Stahl was torn from his PDA as the first truck was flipped into the air. It looked like an IED hit, but there wasn’t the deafening boom of an explosion. Combat reflexes took over. Stahl shoved a Panamanian soldier aside and jumped up into the turret to grab the Ma Deuce’s controls. As the first truck rolled into the tree line, Stahl saw the cause. The creature was maybe seven or eight feet tall. Its wire-thin body was covered in matty, brown fur. Stahl didn’t even pause to look at the thing’s face before he pressed down on the firing paddle between the machine gun’s handles.
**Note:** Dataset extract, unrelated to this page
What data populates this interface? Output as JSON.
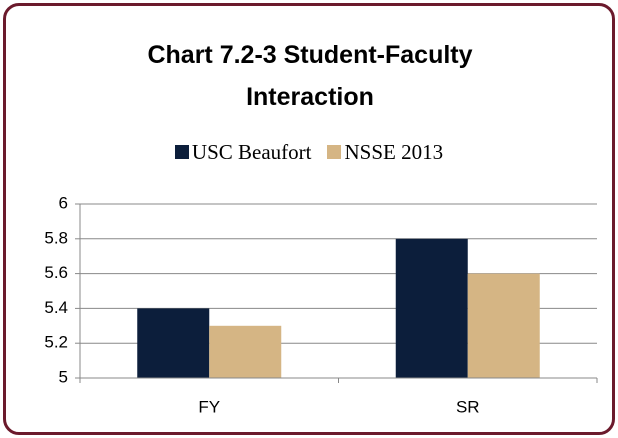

The familiar heavy buddha-buddha-buddha of the M2 machine gun filled the air. The heavy .50 BMG bullets tore gaping holes into the creature. Stahl heard its screams faintly over the sound of the machine gun. The creature took a step back, fighting to stay on its feet as bullet after bullet shredded its body. It lasted maybe ten seconds before Stahl nearly removed its lower half with the machine gun. The creature fell to the ground.
Stahl jumped up out of the truck and ran towards the creature with his M4 up. Next to him was Quentin McLintock, the big close-quarters specialist. As they neared the creature, it burst into flames. There was maybe a second of bright flames and intense heat. All that remained of the creature was a scorched outline in the dirt.
“Okay, that went pretty well,” Stahl said to McLintock, “Let’s get back and help the others.” McLintock put a meaty hand on Stahl’s shoulder. The big man wasn’t looking at the scorch mark. He was looking deep into the trees.
“Chief, he wasn’t alone,” McLintock said. The morning air was filled with snarls as several more of the creatures stepped out of the tree line. Stahl gripped his weapon and prepared for the fight.